The ports 4318 (HTTP) and 4317 (gRPC) shown below are examples only. You can configure the port value for either protocol in the Worker. Ensure your OTel exporters match the port value you choose.

HTTP configuration example

The Worker exposes the HTTP endpoint on port 4318, which is the default port. You can configure the port value in the Worker.

For example, to configure an OTel exporter over HTTP in Python:

    from opentelemetry.exporter.otlp.proto.http._log_exporter import OTLPLogExporter
    http_exporter = OTLPLogExporter(
        endpoint="http://worker:4318/v1/logs"
    )

gRPC configuration example

The Worker exposes the gRPC endpoint on port 4317, which is the default port. You can configure the port value in the Worker.

For example, to configure an OTel exporter over gRPC in Python:

    from opentelemetry.exporter.otlp.proto.grpc._log_exporter import OTLPLogExporter
    grpc_exporter = OTLPLogExporter(
        endpoint="grpc://worker:4317"
    )

Set the listener address environment variables to the following default values. If you configured different port values in the Worker, use those instead.

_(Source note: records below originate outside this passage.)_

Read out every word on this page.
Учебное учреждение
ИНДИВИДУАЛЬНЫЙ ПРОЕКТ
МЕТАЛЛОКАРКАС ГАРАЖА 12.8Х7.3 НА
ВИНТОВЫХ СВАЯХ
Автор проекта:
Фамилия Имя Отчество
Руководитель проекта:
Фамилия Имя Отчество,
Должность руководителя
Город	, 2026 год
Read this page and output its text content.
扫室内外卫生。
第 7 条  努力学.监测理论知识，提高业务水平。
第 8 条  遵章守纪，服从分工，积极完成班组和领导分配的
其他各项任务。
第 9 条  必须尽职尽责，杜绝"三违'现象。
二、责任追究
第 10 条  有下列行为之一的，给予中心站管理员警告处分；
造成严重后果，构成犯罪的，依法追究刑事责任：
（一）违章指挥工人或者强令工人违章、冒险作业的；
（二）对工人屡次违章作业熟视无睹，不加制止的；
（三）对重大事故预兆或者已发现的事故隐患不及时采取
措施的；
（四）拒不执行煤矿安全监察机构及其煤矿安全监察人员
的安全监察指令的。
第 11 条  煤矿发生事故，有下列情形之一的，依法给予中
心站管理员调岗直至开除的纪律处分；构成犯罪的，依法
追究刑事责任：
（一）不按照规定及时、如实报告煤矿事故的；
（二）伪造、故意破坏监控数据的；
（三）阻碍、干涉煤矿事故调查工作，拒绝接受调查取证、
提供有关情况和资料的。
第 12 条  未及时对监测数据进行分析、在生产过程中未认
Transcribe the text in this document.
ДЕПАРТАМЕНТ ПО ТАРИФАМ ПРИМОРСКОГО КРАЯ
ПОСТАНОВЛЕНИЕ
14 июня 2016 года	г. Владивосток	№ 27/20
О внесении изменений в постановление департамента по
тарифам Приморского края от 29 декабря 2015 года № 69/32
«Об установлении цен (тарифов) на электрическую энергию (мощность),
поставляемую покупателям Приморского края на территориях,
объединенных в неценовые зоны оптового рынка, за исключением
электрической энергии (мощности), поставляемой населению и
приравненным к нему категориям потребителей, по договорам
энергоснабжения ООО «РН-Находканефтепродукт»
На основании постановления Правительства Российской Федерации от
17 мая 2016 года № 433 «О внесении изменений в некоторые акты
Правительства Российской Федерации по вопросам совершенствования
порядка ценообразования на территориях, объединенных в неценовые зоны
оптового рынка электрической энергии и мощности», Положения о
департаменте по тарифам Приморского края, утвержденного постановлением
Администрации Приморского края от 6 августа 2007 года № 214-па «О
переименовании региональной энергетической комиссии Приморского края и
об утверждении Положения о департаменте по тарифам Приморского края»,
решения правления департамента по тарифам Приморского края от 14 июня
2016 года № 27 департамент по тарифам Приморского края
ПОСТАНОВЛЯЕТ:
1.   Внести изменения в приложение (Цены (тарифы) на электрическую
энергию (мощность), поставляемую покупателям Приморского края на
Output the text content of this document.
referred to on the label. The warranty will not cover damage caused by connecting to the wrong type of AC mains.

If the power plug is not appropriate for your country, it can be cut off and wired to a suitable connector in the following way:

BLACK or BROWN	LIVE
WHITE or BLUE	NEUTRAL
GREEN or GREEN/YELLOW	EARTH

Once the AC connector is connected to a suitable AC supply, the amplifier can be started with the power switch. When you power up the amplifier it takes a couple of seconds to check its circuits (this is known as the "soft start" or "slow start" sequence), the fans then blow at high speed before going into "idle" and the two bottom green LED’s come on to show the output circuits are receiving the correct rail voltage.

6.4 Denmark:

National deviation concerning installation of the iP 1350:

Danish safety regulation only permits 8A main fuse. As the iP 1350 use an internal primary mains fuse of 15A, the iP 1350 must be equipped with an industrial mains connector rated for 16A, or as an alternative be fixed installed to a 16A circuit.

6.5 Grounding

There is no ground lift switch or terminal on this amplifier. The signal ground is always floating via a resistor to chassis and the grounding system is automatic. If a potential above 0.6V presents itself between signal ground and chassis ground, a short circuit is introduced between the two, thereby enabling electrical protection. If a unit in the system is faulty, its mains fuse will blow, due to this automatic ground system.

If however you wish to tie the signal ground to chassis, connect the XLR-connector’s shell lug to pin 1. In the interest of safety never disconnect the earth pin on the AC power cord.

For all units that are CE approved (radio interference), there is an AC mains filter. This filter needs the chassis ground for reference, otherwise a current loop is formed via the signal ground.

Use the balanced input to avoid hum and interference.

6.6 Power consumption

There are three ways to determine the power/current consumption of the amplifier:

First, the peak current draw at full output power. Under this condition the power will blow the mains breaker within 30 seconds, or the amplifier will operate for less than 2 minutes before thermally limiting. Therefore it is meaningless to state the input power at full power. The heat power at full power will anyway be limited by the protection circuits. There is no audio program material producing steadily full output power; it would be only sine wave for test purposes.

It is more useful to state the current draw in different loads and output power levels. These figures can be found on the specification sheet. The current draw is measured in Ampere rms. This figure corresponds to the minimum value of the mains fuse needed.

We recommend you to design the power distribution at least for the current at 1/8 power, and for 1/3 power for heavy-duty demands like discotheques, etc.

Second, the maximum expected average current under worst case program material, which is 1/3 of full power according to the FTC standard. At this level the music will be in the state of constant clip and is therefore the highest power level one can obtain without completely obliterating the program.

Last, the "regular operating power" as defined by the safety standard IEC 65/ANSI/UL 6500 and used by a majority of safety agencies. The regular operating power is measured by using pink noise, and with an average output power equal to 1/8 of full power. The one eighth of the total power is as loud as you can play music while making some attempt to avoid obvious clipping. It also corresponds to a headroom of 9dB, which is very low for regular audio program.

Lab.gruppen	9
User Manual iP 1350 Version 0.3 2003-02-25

  • HTTP listener address: worker:4318
  • gRPC listener address: worker:4317

Send logs from the Datadog Distribution of OpenTelemetry Collector to Observability Pipelines

To send logs from the Datadog Distribution of the OpenTelemetry (DDOT) Collector:

  1. Deploy the DDOT Collector using Helm. See Install the DDOT Collector as a Kubernetes DaemonSet for instructions.
  2. Set up a pipeline on Observability Pipelines using the OpenTelemetry source.
    1. (Optional) Datadog recommends adding an Edit Fields processor to the pipeline that appends the field op_otel_ddot:true.
    2. When you install the Worker, for the OpenTelemetry source environment variables:
      1. Set your HTTP listener to 0.0.0.0:4318.
      2. Set your gRPC listener to 0.0.0.0:4317.
    3. After you install the Worker and deployed the pipeline, update the OpenTelemetry Collector’s otel-config.yaml to include an exporter that sends logs to Observability Pipelines. For example:
      exporters:
          otlphttp:
              endpoint: http://opw-observability-pipelines-worker.default.svc.cluster.local:4318
      ...
      service:
          pipelines:
              logs:
                  exporters: [otlphttp]
      
    4. Redeploy the Datadog Agent with the updated otel-config.yaml. For example, if the Agent is installed in Kubernetes:
      helm upgrade --install datadog-agent datadog/datadog \
      --values ./agent.yaml \
      --set-file datadog.otelCollector.config=./otel-config.yaml
      

Notes:

  • Because DDOT is sending logs to Observability Pipelines, and not the Datadog Agent, the following settings do not work for sending logs from DDOT to Observability Pipelines:
    • DD_OBSERVABILITY_PIPELINES_WORKER_LOGS_ENABLED
    • DD_OBSERVABILITY_PIPELINES_WORKER_LOGS_URL
  • Logs sent from DDOT might have nested objects that prevent Datadog from parsing the logs correctly. To resolve this, Datadog recommends using the Custom Processor to flatten the nested resource object.